Wellness Tips: Twelve tips for staying cool
This column was written by Betsy Adams special to the Demopolis Times.
Keeping cool when temperatures soar isn’t just about comfort. Dangerously high temperatures can result in heat-related illnesses ranging from heat cramps to heat exhaustion and heat stroke. The following tips can help you keep cool all summer long.
1. Alter your pattern of outdoor exercise to take advantage of cooler times (early morning or late evening). If you can’t change the time of your workout, scale it down by doing fewer minutes, walking instead of running, or decreasing your level of exertion. Work out indoors whenever possible, in the air conditioning.
2. Wear loose-fitting light colored clothing. Cotton clothing will keep you cooler than many synthetics.
3. There are some cooling towels and scarves and such that are cooled in the freezer or cooler and will help you stay cooler for a few hours. Some even have a pouch for ice, which can really help if you must work in the heat.
4. Fill a spray bottle with water and keep it in the refrigerator for a quick refreshing spray to your face after being outdoors.
5. Fans can help circulate air and make you feel cooler even in an air-conditioned house.
6. Keep plastic bottles of water in the freezer; grab one when you’re ready to go outside. As the ice melts, you’ll have a supply of cold water with you.
7. Take frequent baths or showers with cool or tepid water.
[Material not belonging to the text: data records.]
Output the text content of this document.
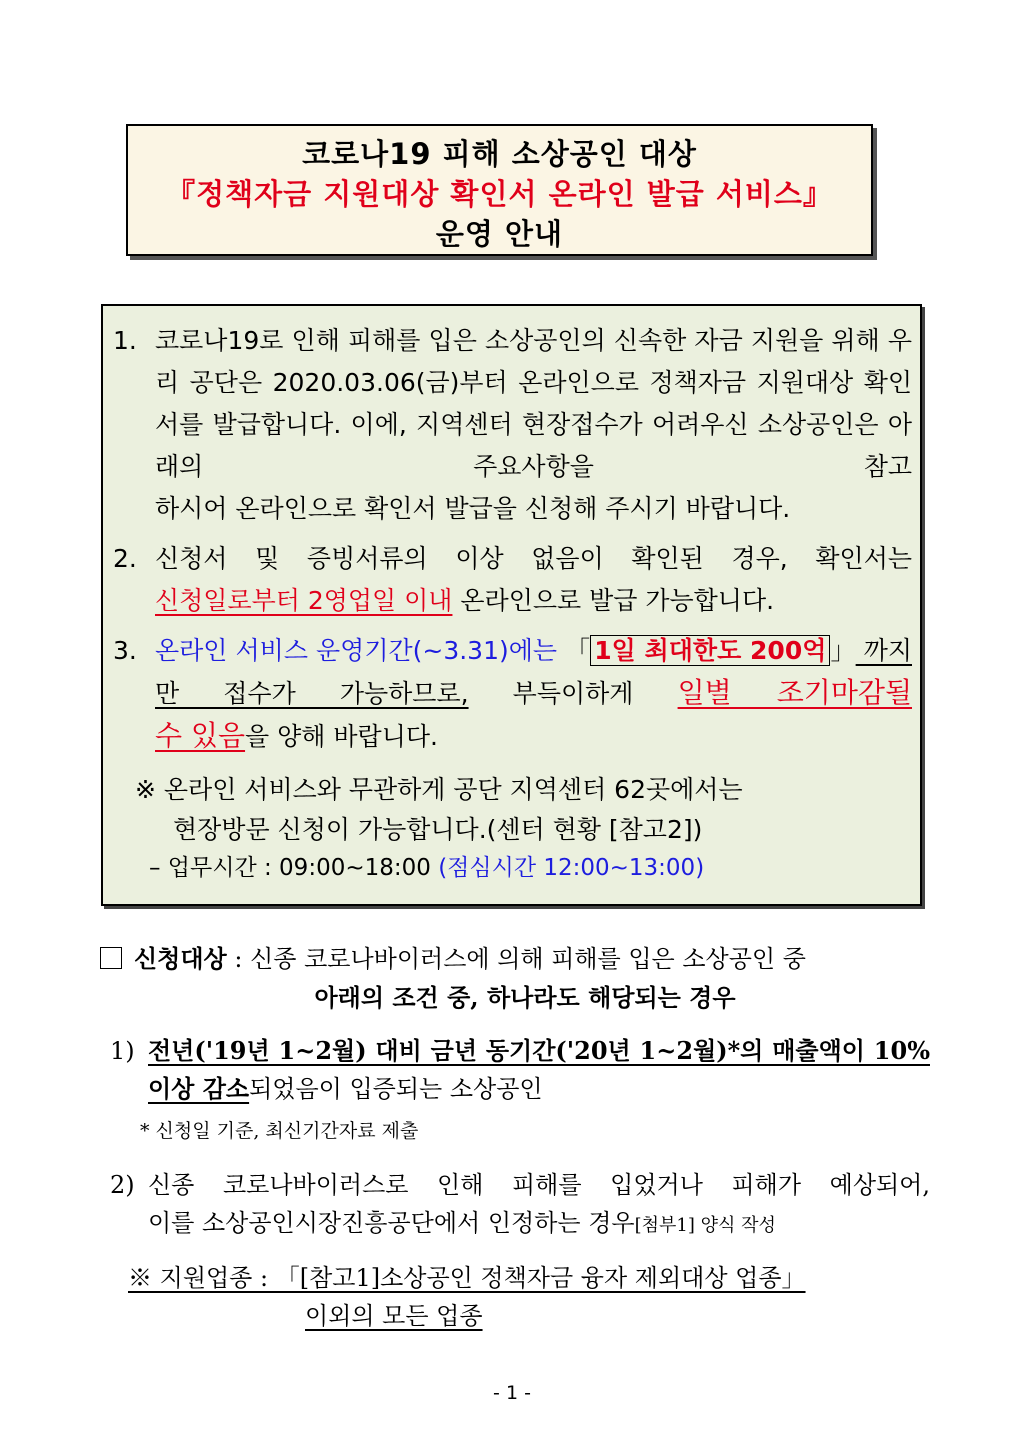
코로나19 피해 소상공인 대상
『정책자금 지원대상 확인서 온라인 발급 서비스』
운영 안내
1. 코로나19로 인해 피해를 입은 소상공인의 신속한 자금 지원을 위해 우리 공단은 2020.03.06(금)부터 온라인으로 정책자금 지원대상 확인서를 발급합니다. 이에, 지역센터 현장접수가 어려우신 소상공인은 아래의 주요사항을 참고
하시어 온라인으로 확인서 발급을 신청해 주시기 바랍니다.
2. 신청서 및 증빙서류의 이상 없음이 확인된 경우, 확인서는
신청일로부터 2영업일 이내 온라인으로 발급 가능합니다.
3. 온라인 서비스 운영기간(~3.31)에는 「 1일 최대한도 200억 」 까지만 접수가 가능하므로, 부득이하게 일별 조기마감될
수 있음을 양해 바랍니다.
※ 온라인 서비스와 무관하게 공단 지역센터 62곳에서는
현장방문 신청이 가능합니다.(센터 현황 [참고2])
– 업무시간 : 09:00~18:00 (점심시간 12:00~13:00)
신청대상 : 신종 코로나바이러스에 의해 피해를 입은 소상공인 중
아래의 조건 중, 하나라도 해당되는 경우
1) 전년('19년 1~2월) 대비 금년 동기간('20년 1~2월)*의 매출액이 10% 이상 감소되었음이 입증되는 소상공인
* 신청일 기준, 최신기간자료 제출
2) 신종 코로나바이러스로 인해 피해를 입었거나 피해가 예상되어,
이를 소상공인시장진흥공단에서 인정하는 경우[첨부1] 양식 작성
※ 지원업종 : 「[참고1]소상공인 정책자금 융자 제외대상 업종」
이외의 모든 업종
- 1 -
8. Combat dehydration by drinking plenty of water. If you will be working outside or just outside for an extended period of time in the heat, in addition to drinking water, drinking sports drinks or other sources of electrolytes may also be helpful.
9. Avoid caffeine and alcohol as these will promote dehydration.
10. Instead of hot foods, try lighter summer fare including frequent small meals or snacks containing cold fruit or low fat dairy products. Many fruits contain lots of water (like watermelon) which will increase your fluid intake. As an added benefit, you won’t have to heat up your kitchen with a hot stove.
11. If you don’t have air-conditioning, arrange to spend at least parts of the day in a public space that is cool.
12. Finally, use common sense. If the heat is intolerable, stay indoors when you can and avoid activities in direct sunlight or on hot asphalt surfaces.
With some advance planning, and using common sense, we can hopefully make it through the summer temperatures without any heat-related illnesses. Pay special attention to the elderly, infants, and anyone with a chronic illness, as they may dehydrate easily and be more susceptible to heat-related illnesses. Don’t forget that pets also need protection from dehydration and heat-related illnesses. Please take care when you must be out in this heat. And remember, the Wellness Center is nice and cool!